Joyeux Noël (Merry Christmas)

Kyle Jennings, Staff Writer

While the traditional Christian Christmas and its traditions are popular in the American Midwest, Europeans celebrate Christmas in many different ways. Almost all European countries celebrate a different form of Christmas based on culture and religion.

Christmas in America is celebrated as a national holiday on December 25th of every year to celebrate the birth of Jesus Christ. While the holiday comes from Christianity, it is celebrated by many different groups of people. American traditions vary from family to family, but some of the basic traditions are family gatherings, eating food, and giving presents.

Europeans, on the other hand, celebrate Christmas quite differently; for example, in Germany it is believed that St. Nick, or der Weihnachtsmann, comes on December 6th and December 24th instead of the 25th. France’s Christmas is heavily based on religion where the French leave out burning logs with food and wine just in case Mary and Jesus come by in the night. Santa, in France, is named Père Noël and is accompanied by Le Pere Fouettard, who brings gifts to children who have been good and punishes children who have been bad.
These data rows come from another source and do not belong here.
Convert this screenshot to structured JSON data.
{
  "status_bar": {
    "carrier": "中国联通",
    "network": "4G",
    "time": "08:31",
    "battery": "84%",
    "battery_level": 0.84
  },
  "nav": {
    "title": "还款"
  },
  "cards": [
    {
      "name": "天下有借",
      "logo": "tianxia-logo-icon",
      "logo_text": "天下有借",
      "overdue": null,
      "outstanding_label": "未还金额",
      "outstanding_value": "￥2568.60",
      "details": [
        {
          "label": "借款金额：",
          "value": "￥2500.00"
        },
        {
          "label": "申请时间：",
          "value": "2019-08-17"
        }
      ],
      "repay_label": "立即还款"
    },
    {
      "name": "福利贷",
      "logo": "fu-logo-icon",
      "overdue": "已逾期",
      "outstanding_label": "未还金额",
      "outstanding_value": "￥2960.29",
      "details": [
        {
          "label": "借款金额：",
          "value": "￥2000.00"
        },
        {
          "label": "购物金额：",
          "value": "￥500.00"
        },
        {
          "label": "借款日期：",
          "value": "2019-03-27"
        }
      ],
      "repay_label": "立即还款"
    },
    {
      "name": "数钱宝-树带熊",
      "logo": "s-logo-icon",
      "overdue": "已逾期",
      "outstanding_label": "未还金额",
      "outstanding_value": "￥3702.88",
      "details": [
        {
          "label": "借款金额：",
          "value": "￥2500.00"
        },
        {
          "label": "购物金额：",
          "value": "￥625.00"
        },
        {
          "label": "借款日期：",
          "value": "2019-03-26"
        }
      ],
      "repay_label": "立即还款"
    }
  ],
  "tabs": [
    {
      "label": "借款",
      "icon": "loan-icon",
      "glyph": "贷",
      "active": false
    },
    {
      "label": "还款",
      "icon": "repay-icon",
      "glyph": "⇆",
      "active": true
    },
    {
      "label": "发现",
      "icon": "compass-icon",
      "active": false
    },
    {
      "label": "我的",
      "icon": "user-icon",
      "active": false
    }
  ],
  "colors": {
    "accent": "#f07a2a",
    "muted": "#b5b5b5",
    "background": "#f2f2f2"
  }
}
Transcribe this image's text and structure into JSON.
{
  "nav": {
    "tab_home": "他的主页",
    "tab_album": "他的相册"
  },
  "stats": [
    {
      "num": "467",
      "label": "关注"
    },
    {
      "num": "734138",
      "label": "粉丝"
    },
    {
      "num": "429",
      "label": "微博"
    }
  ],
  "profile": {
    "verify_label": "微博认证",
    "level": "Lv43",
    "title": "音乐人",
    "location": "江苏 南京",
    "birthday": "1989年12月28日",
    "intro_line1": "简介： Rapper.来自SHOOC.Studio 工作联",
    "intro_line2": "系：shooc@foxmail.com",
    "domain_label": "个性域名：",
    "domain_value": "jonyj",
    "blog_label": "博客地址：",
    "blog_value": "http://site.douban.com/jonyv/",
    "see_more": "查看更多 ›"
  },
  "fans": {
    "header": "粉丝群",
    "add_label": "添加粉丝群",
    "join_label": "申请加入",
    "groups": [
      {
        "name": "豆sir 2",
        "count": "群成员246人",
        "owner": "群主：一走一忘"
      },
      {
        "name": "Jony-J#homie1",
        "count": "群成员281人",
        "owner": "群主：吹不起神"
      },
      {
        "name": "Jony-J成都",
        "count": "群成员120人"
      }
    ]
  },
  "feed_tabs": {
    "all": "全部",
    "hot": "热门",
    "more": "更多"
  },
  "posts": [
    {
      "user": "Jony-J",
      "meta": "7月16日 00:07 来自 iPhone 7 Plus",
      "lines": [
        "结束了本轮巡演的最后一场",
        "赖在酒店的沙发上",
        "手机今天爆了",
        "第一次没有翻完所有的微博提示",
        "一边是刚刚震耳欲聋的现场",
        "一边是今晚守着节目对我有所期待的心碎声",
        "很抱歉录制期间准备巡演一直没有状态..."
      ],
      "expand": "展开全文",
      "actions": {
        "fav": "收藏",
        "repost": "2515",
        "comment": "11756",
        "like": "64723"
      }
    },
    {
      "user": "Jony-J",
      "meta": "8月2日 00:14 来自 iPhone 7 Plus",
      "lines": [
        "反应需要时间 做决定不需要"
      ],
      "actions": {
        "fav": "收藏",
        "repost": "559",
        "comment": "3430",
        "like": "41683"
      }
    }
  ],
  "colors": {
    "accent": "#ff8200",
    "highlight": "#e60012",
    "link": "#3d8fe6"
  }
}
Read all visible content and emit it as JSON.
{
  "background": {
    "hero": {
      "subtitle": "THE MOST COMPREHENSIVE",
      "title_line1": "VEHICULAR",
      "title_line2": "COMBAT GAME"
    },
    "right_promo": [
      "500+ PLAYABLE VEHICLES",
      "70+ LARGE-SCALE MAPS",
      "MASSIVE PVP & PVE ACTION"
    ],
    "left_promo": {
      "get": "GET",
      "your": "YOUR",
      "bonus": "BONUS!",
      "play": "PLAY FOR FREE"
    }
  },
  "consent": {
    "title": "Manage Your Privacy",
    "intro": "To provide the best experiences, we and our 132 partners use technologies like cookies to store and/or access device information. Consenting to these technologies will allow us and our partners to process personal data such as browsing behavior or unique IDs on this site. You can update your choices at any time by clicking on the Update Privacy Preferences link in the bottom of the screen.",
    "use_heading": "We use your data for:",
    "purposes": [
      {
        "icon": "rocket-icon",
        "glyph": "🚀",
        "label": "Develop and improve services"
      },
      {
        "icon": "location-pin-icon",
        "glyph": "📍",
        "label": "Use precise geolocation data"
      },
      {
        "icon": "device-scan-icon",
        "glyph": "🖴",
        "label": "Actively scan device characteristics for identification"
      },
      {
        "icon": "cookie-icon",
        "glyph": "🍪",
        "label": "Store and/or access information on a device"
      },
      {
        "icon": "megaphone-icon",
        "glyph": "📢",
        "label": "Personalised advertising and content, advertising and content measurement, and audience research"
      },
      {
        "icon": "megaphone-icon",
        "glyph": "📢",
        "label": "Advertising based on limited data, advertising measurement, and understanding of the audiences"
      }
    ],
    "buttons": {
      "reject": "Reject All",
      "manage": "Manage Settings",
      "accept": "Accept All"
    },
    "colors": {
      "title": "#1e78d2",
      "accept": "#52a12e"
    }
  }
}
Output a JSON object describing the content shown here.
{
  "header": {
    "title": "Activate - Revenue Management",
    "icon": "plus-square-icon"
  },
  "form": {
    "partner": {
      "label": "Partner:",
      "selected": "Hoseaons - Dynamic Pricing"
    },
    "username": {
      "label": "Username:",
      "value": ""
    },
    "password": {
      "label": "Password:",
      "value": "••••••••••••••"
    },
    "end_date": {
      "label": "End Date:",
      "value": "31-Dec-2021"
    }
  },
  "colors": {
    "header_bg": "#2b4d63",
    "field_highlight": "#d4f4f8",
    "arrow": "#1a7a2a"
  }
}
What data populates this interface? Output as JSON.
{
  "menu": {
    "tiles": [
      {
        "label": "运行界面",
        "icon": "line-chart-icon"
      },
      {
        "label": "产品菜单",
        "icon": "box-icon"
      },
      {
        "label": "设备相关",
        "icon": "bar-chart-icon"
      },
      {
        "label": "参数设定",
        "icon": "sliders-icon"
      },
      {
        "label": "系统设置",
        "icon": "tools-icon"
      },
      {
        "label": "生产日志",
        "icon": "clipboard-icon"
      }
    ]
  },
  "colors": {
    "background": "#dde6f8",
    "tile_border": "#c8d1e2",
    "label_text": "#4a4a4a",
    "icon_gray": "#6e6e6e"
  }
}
In England traditions are similar to American traditions where trees are decorated, multiple families celebrate together, and children receive gifts. 

American pop culture has picked up some of these countries’ Christmas traditions, such as in the American version of The Office, where Dwight Schrute dresses up as the Belsnickel, whose folklore is popular in southern Germany and Denmark.

Even though Christmas is celebrated differently in most countries, the messages and values are similar. Christmas represents a time when families come together and celebrate the year.